Изменить размер шрифта - +
Почему именно она пришла ко мне первой? Почему так поздно? Нет ответов. Но значит, именно так и было нужно.

«Полдень», ещё не дочитанный до конца, стал для меня сразу, безоговорочно и бесповоротно своим, абсолютно понятным, родным и словно бы давно знакомым. Он стал образом того мира, в котором не просто хотелось жить, а в котором я должен был жить, потому что родился в нем когда-то и прожил немало лет, просто потом потерял туда дорогу — ну, точно, ну, конечно же, так всё и было! — я просто потерял этот мир, и вот теперь Стругацкие вернули мне его, точнее память о нем. Ощущение было примерно таким, и сохранилось оно на всю жизнь. Мне до сих пор не важно, называется этот мир марксистским термином «коммунизм» или древним именем «эдем», наивной научно-фантастической утопией или просто Миром Полдня; не важно, развенчивают его современные политики, молодые фантасты новой эпохи, сами Стругацкие или сама жизнь — Полдень (с большой буквы и без кавычек) так и останется для меня (а теперь-то я знаю, что не только для меня, но и для миллионов — без преувеличения — людей!) идеальной конструкцией мироустройства.

А ещё там был «Малыш» — повесть потрясающе красивая, поэтичная, завораживающе таинственная и совершенная во всём.
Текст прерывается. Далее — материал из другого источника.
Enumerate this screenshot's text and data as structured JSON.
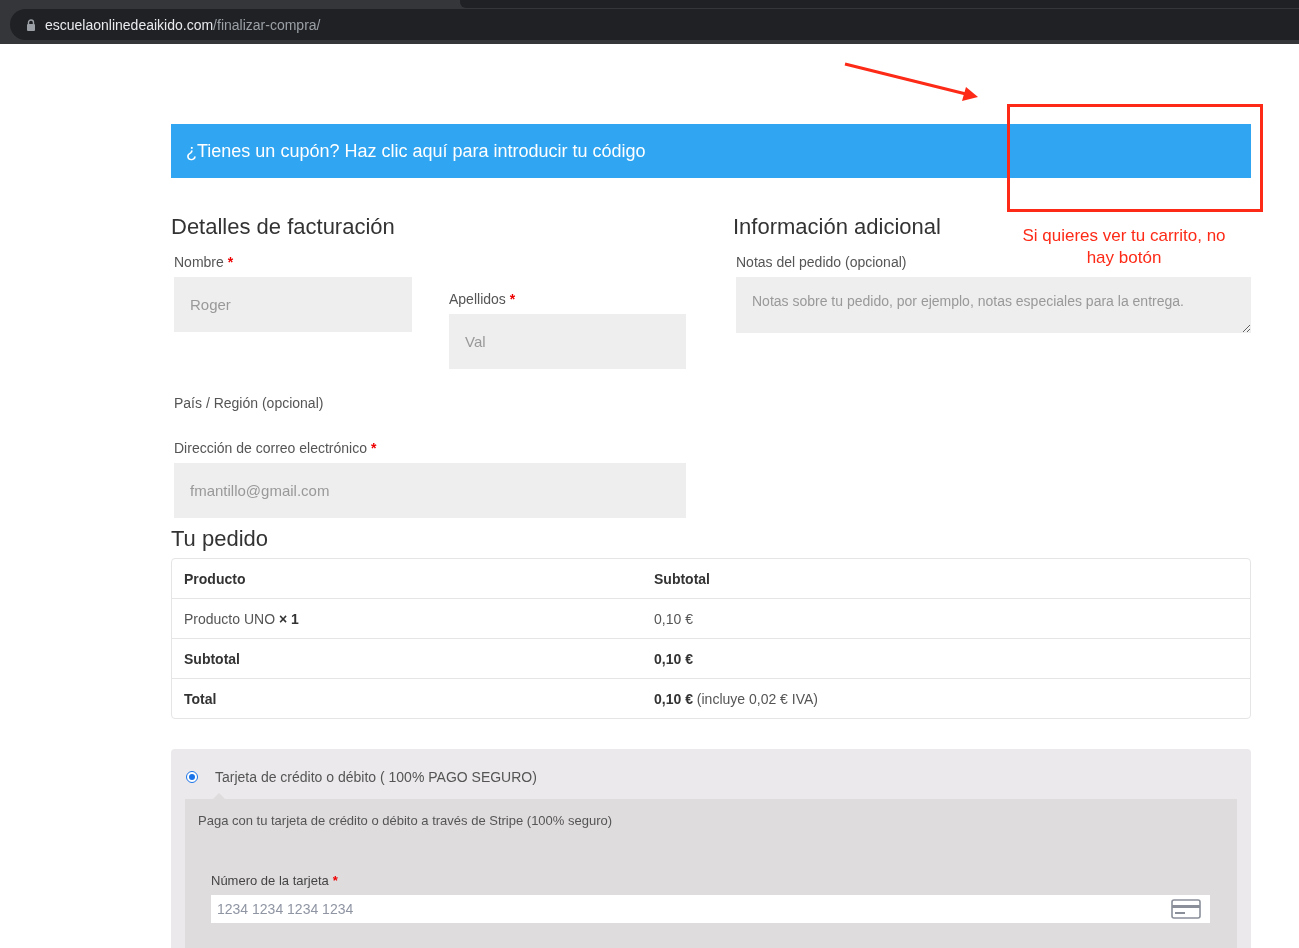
{
  "browser": {
    "url_host": "escuelaonlinedeaikido.com",
    "url_path": "/finalizar-compra/"
  },
  "coupon_notice": "¿Tienes un cupón? Haz clic aquí para introducir tu código",
  "billing": {
    "title": "Detalles de facturación",
    "fields": [
      {
        "kind": "input",
        "label": "Nombre",
        "required_mark": "*",
        "placeholder": "Roger"
      },
      {
        "kind": "input",
        "label": "Apellidos",
        "required_mark": "*",
        "placeholder": "Val"
      },
      {
        "kind": "label",
        "label": "País / Región (opcional)"
      },
      {
        "kind": "input",
        "label": "Dirección de correo electrónico",
        "required_mark": "*",
        "placeholder": "fmantillo@gmail.com"
      }
    ]
  },
  "additional": {
    "title": "Información adicional",
    "notes_label": "Notas del pedido (opcional)",
    "notes_placeholder": "Notas sobre tu pedido, por ejemplo, notas especiales para la entrega."
  },
  "order": {
    "title": "Tu pedido",
    "columns": [
      "Producto",
      "Subtotal"
    ],
    "rows": [
      {
        "kind": "item",
        "label": "Producto UNO  **× 1**",
        "value": "0,10 €"
      },
      {
        "kind": "subtotal",
        "label": "Subtotal",
        "value": "0,10 €"
      },
      {
        "kind": "total",
        "label": "Total",
        "value": "**0,10 €** (incluye 0,02 € IVA)"
      }
    ]
  },
  "payment": {
    "methods": [
      {
        "label": "Tarjeta de crédito o débito ( 100% PAGO SEGURO)",
        "selected": true,
        "description": "Paga con tu tarjeta de crédito o débito a través de Stripe (100% seguro)",
        "card_label": "Número de la tarjeta",
        "card_required_mark": "*",
        "card_placeholder": "1234 1234 1234 1234"
      }
    ]
  },
  "annotations": [
    {
      "kind": "arrow"
    },
    {
      "kind": "box"
    },
    {
      "kind": "note",
      "text": "Si quieres ver tu carrito, no hay botón"
    }
  ]
}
О, как чувствовалось, что по сравнению с Полднем написана она рукою уже не мальчика, но мужа! В «Малыша» я влюбился раз и навсегда. Тремя годами позже, не в силах расстаться с этой повестью, я решил выучить её наизусть, уезжая на лето в стройотряд. Времени и сил хватило на первые три главы, но думаю, что и сегодня, я могу, что называется, с похмелья и спросонья выдать наизусть начало этой книги — страницы две как минимум.

Так начиналась любовь с первого взгляда. Как она продолжалась — рассказывать не время и не место, об отдельных повестях речь впереди, и не вот так эмоционально по-читательски, а основательно, подробно, с позиций биографа. В целом же бурный роман со Стругацкими развивался как у всех: охота за всеми вещами любимых авторов, и жадное многократное чтение, и выписывание цитат, и составление библиографий, и перепечатка на машинке, и снятие фотокопий, и ксерокс, и покупка книг на чёрном рынке на Кузнецком мосту и на Пролетарке за сумасшедшие деньги… В Менделеевском институте сформировался по существу неофициальный клуб поклонников Стругацких, также как и я, сходивших с ума по всему написанному ими. Жизнь заставляла нас объединяться. Да, мы были не слишком оригинальны, но мы же ничего не знали тогда об уже зарождавшихся фэн-клубах и будущих конвентах, мы почему-то не догадывались, что при известной степени фанатизма можно писать письма своим кумирам, а при определённой настойчивости реально добиться и встречи с ними, скажем, на семинаре БНа в Ленинграде или на какой-нибудь комиссии по фантастике в Центральном доме литераторов в Москве. Мы как-то не думали об этом. Мы просто читали Стругацких.

И медленно, но верно становились другими людьми.

Лично меня Стругацкие перевернули трижды. Врать не буду, стать писателем я решил намного раньше — чуть ли не до школы ещё. Да и фантастику начал читать и писать задолго до знакомства с ними. Но только когда в мою жизнь вошел Полдень, я осознал окончательно, для чего нужна фантастика, для чего вообще нужно писать и ради чего — по большому счёту, — стоит жить.

Второй раз — это был «Пикник на обочине», который так внезапно, так неправдоподобно просто, одной незатейливой фразой поставил с ног на голову всё моё пижонское, диалектически-парадоксальное, почти манихейское тогда мировоззрение и заставил враз поверить в счастье для всех и даром.

Ещё одним потрясением стал «Жук в муравейнике» — первая книга, которая читалась тёпленькой, только из-под пера, читалась кусками, перемежавшимися нетерпеливым ожиданием от месяца к месяцу — до следующего номера «Знания — силы», — и с каждой главой увлекала всё сильнее, и было уже немыслимо думать о чём-то, кроме этой страшной, неразрешимой проблемы, кроме этого метафизического ужаса, пустившего свои ядовитые корни в таком сверкающем и ласковом, в таком родном и уютном мире… И надежда тлела до последнего, но чудовищный финал обрушился как сама неизбежность, поверг в тоску и отчаяние, а следом пришёл катарсис — очищение через страдание в классическом, эллинском смысле, и это было как отрезвляющая, свежая и отвратительная, отвратительно-свежая струя нашатыря, которая ударила в мозг и разлилась где-то за глазами… С небес на землю? Ну, да.